Best Practices & Lessons Learned
Sales Readiness (incl. success, support, & services)
- Have clear segmentation on which accounts are ENT. Have a clear plan to transition accounts to ENT AEs; otherwise, existing account owners will fight tooth and nail to hold the best accounts.
- Do not leverage your existing SMB focused team (SDRs, AEs, sales engineers, marketing) to sell ‘part-time’ to the enterprise; that is a recipe for failure Instead, spin up a dedicated team with enough critical mass to succeed.
- Some, if not most, of your ENT tiger team should be drawn from existing high-performers who have closed high-ACV, complex deals. You’ll need to keep them whole compensation-wise for at least the first 12 months.
- If you do not have existing high-performers who have closed high-ACV, complex deals to promote or you cannot afford the risk of promoting them, then hire ENT reps from the outside. This significantly increases risk and must be done with extreme care. Big company reps tend to not adjust well to the scrappiness needed to stand up a new segment. Instead, target hunter AEs who have sold similar solutions to similar companies at similar price points.
- The first line sales manager of the ENT team is perhaps the hardest to fill. Ideally, this should be a leader on your SMB with (strong) prior experience with enterprise sales. If you must hire from the outside, as with hiring outside AEs, you want someone who has lead teams selling similar solutions to similar companies at similar price points. This person must be very disciplined in defining the sales process and inspecting deals to hold reps accountable. They will very likely act as a player/coach.
- Expect to enter with a land & expand strategy. This will often start with an (unpaid) pilot or PoC.
- Often the enterprise will already be using an incumbent system. If possible, enter with a feature (wedge) that allows you to gradually replace the incumbent.
- You’ll need robust implementation, customer success, and professional services (large enterprises expect to outsource onboarding, training, etc.); you may support this directly or via channel partners
- Expect more complex negotiation and legal red lining. You need to know the ‘norms’ for enterprise contracting.
- Set criteria for whether or not you will respond to RFPs. If you will, then identify who owns the response. Few AEs are skilled at this; usually it is handled by a deal desk or sales engineers.
Marketing Readiness (incl. demand generation)
- Refine/narrow your ICP – geo, industry, specific size range, technographics, etc.
- Identify marquee / target logos that fit your ICP and pull out all the ABx stops to acquire them.
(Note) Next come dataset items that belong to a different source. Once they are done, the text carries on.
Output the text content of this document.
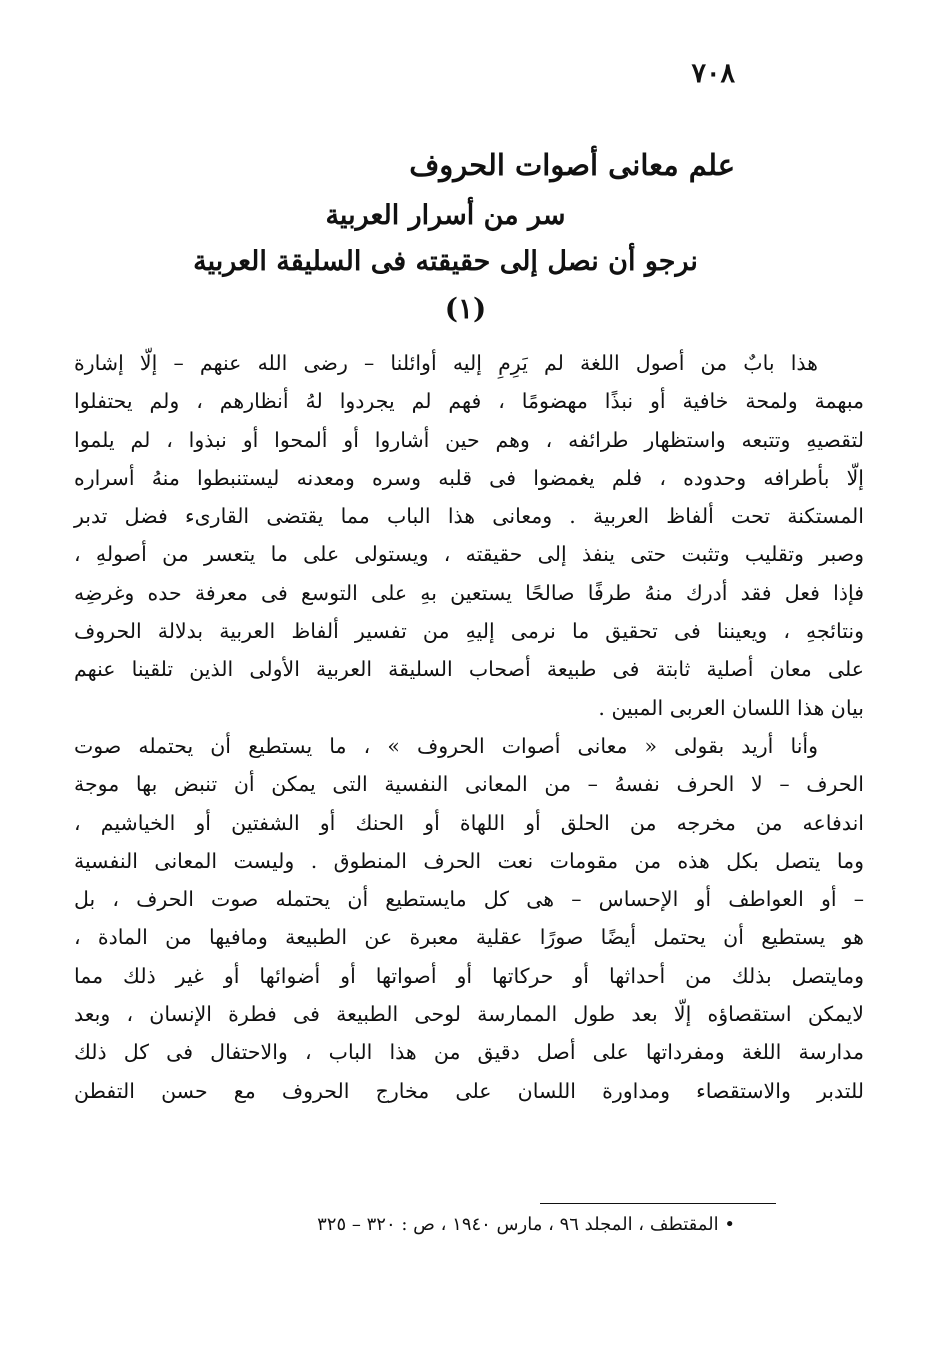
٧٠٨
علم معانى أصوات الحروف
سر من أسرار العربية
نرجو أن نصل إلى حقيقته فى السليقة العربية
(١)
هذا بابٌ من أصول اللغة لم يَرِمِ إليه أوائلنا – رضى الله عنهم – إلّا إشارة
مبهمة ولمحة خافية أو نبذًا مهضومًا ، فهم لم يجردوا لهُ أنظارهم ، ولم يحتفلوا
لتقصيهِ وتتبعه واستظهار طرائفه ، وهم حين أشاروا أو ألمحوا أو نبذوا ، لم يلموا
إلّا بأطرافه وحدوده ، فلم يغمضوا فى قلبه وسره ومعدنه ليستنبطوا منهُ أسراره
المستكنة تحت ألفاظ العربية . ومعانى هذا الباب مما يقتضى القارىء فضل تدبر
وصبر وتقليب وتثبت حتى ينفذ إلى حقيقته ، ويستولى على ما يتعسر من أصولهِ ،
فإذا فعل فقد أدرك منهُ طرفًا صالحًا يستعين بهِ على التوسع فى معرفة حده وغرضِه
ونتائجهِ ، ويعيننا فى تحقيق ما نرمى إليهِ من تفسير ألفاظ العربية بدلالة الحروف
على معان أصلية ثابتة فى طبيعة أصحاب السليقة العربية الأولى الذين تلقينا عنهم
بيان هذا اللسان العربى المبين .
وأنا أريد بقولى « معانى أصوات الحروف » ، ما يستطيع أن يحتمله صوت
الحرف – لا الحرف نفسهُ – من المعانى النفسية التى يمكن أن تنبض بها موجة
اندفاعه من مخرجه من الحلق أو اللهاة أو الحنك أو الشفتين أو الخياشيم ،
وما يتصل بكل هذه من مقومات نعت الحرف المنطوق . وليست المعانى النفسية
– أو العواطف أو الإحساس – هى كل مايستطيع أن يحتمله صوت الحرف ، بل
هو يستطيع أن يحتمل أيضًا صورًا عقلية معبرة عن الطبيعة ومافيها من المادة ،
ومايتصل بذلك من أحداثها أو حركاتها أو أصواتها أو أضوائها أو غير ذلك مما
لايمكن استقصاؤه إلّا بعد طول الممارسة لوحى الطبيعة فى فطرة الإنسان ، وبعد
مدارسة اللغة ومفرداتها على أصل دقيق من هذا الباب ، والاحتفال فى كل ذلك
للتدبر والاستقصاء ومداورة اللسان على مخارج الحروف مع حسن التفطن
• المقتطف ، المجلد ٩٦ ، مارس ١٩٤٠ ، ص : ٣٢٠ – ٣٢٥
Once you win these logos, ensure they are featured prominently in every aspect of your marketing (website, blog, podcasts, etc.). You are what you look like — if your marketing ‘looks and smells’ SMB, then that is what you are. Project ENT if you aspire to be ENT.
- ENT demand gen, especially in the early days, is an all-hands-on-deck team sport. This will likely require a decent amount of CEO/founder-led selling to get things started. Marketing can soften the beaches but one should not expect ENT inbound unless you have a PLG motion. Cold outbound from SDRs and/or AEs is very unlikely to work.
Product & Engineering Readiness (incl. pricing & packaging)
- Start with a sprint to assess product market fit (PMF) and the competitive landscape in the enterprise. This will help identify many key gaps and tighten up your messaging.
- Expect that your product will need to evolve to serve large enterprises so ensure you have carved out product management and engineering capacity in advance. Some key considerations:
- Enhanced security features
- International data centers
- Role & permission framework to support separate workspaces (ex: to ‘ringfence’ different business units)
- Support for multiple languages
- Interoperability / integration with complementary systems
- Certifications (ex; SOC 2 Type 2)
- Be ready to adjust your pricing & packaging; this may require a switch to active user or usage based pricing
- Avoid sweeping “enterprise agreements” that prevent your ability to expand in the future
General Readiness (other functions)
- Expect the move upmarket to easily take up to 2 years to get right. Fund fully (or don’t do it) and be patient.